Oleh Maulandy Rizky Bayu Kencana pada 20 Jun 2020, 06:30 WIB
Diperbarui 20 Jun 2020, 06:30 WIB
Wallstreet 3 (Liputan6.com/M.Iqbal)
Perbesar
wall street

Liputan6.com, Jakarta - Bursa saham AS pada perdagangan Jumat ditutup melemah. Hal ini dipengaruhi oleh kekhawatiran mengenai perlambatan ekonomi yang kembali mencuat usai kasus virus corona terus bertambah di AS.

Dikutip dari laman CNBC, Sabtu (20/6/2020), Dow Jones Industrial Average ditutup turun 208,64 poin, atau 0,8 persen, pada 25.871,46. S&P 500 diperdagangkan 0,5 persen lebih rendah, atau 17,42 poin pada 3,097,92, setelah sempat turun hingga 1,0 persen selama perdagangan. Nasdaq Composite menyelesaikan sesi dengan 3,07 poin lebih tinggi di 9,946.12.

Apple mengatakan akan menutup total 11 toko di Florida, Arizona, Carolina Selatan, dan Carolina Utara. Semua toko telah dibuka kembali sejak Apple awalnya menutupnya pada bulan Maret di tengah wabah. Saham raksasa teknologi diperdagangkan 0,5% lebih rendah.

Saham operator jalur pelayaran turun setelah Asosiasi Internasional Cruise Lines mengumumkan penangguhan operasi pelayaran dari pelabuhan AS, mengutip situasi yang sedang berlangsung dengan pandemi.

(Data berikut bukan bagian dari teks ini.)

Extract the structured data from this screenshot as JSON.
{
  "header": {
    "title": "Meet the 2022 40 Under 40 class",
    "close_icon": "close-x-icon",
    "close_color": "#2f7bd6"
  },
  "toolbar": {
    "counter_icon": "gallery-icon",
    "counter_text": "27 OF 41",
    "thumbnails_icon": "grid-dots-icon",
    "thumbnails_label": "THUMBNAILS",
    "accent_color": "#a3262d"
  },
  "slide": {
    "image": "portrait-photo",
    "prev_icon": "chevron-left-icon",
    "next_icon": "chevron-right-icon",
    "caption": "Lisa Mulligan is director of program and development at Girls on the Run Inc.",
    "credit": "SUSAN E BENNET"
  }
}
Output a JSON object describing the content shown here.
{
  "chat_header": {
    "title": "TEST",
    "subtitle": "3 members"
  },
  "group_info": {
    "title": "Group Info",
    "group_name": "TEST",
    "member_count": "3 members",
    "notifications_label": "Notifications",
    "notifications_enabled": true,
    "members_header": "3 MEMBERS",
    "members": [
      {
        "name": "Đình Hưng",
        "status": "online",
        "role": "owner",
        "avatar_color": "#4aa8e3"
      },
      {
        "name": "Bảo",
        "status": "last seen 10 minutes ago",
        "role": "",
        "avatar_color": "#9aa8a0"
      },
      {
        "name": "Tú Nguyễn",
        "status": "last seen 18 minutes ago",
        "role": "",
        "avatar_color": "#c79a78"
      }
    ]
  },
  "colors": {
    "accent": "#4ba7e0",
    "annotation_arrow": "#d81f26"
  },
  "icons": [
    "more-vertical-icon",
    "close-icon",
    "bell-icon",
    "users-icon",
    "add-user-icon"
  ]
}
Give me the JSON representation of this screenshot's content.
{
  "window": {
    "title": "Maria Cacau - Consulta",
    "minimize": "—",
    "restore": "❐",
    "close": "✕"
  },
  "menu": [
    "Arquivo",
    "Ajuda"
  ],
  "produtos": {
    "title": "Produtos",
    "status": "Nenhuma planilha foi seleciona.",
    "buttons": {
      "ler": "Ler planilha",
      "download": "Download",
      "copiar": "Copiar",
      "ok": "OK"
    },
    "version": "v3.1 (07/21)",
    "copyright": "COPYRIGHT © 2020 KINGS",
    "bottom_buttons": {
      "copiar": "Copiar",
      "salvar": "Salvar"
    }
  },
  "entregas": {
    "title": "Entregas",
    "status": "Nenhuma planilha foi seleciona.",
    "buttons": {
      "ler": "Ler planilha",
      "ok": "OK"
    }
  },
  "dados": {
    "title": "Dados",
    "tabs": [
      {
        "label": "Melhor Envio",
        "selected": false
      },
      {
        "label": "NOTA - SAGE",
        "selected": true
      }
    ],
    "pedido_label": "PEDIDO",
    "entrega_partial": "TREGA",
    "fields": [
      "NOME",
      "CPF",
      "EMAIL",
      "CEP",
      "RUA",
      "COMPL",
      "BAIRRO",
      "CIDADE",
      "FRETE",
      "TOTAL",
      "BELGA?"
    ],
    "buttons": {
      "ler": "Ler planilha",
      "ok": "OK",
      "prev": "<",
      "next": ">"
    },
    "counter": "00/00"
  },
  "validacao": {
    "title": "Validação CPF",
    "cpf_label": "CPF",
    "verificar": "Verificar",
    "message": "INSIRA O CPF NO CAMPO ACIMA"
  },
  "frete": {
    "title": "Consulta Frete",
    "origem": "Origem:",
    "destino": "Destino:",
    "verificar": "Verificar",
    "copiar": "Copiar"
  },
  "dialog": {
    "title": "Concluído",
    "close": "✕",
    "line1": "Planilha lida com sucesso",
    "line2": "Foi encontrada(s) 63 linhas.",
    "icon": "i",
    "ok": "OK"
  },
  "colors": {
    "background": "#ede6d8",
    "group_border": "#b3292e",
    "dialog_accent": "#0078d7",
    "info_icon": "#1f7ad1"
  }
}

Norwegian Cruise Line dan Carnival masing-masing turun lebih dari 5 persen, sementara Royal Caribbean turun 6,8 persen.

 

2 dari 3 halaman

Kasus Covid-19 Naik

Wallstreet 2 (Liputan6.com/M.Iqbal)
Perbesar
wall street

Arizona dan Florida melaporkan rekor lonjakan dalam kasus Covid-19 yang dikonfirmasi pada hari Jumat ketika negara-negara bagian melanjutkan pembukaan kembali secara bertahap dan meningkatkan pengujian. Sementara itu, California pada hari Kamis melaporkan lebih dari 4.000 kasus baru dalam satu hari, jumlah harian tertinggi yang pernah ada.

"Kasus Covid-19 telah naik lebih tinggi di beberapa negara bagian di AS. Masalah ini jadi satu hal yang mengundang perhatian pasar," kata Vital Knowledge Adam Crisafulli.

Padahal, pada awal pekan ini, data penjualan ritel AS dan stimulus ekstra yang dikeluarkan The Fed mampu mengangkat pasar.

"Ke depan, peluang periode volatilitas cenderung tetap tinggi karena laba harus memenuhi harapan mengingat rebound yang kuat dalam penilaian dan ketidakpastian berlanjut," kata Larry Adam, kepala investasi di Raymond James, dalam sebuah catatan.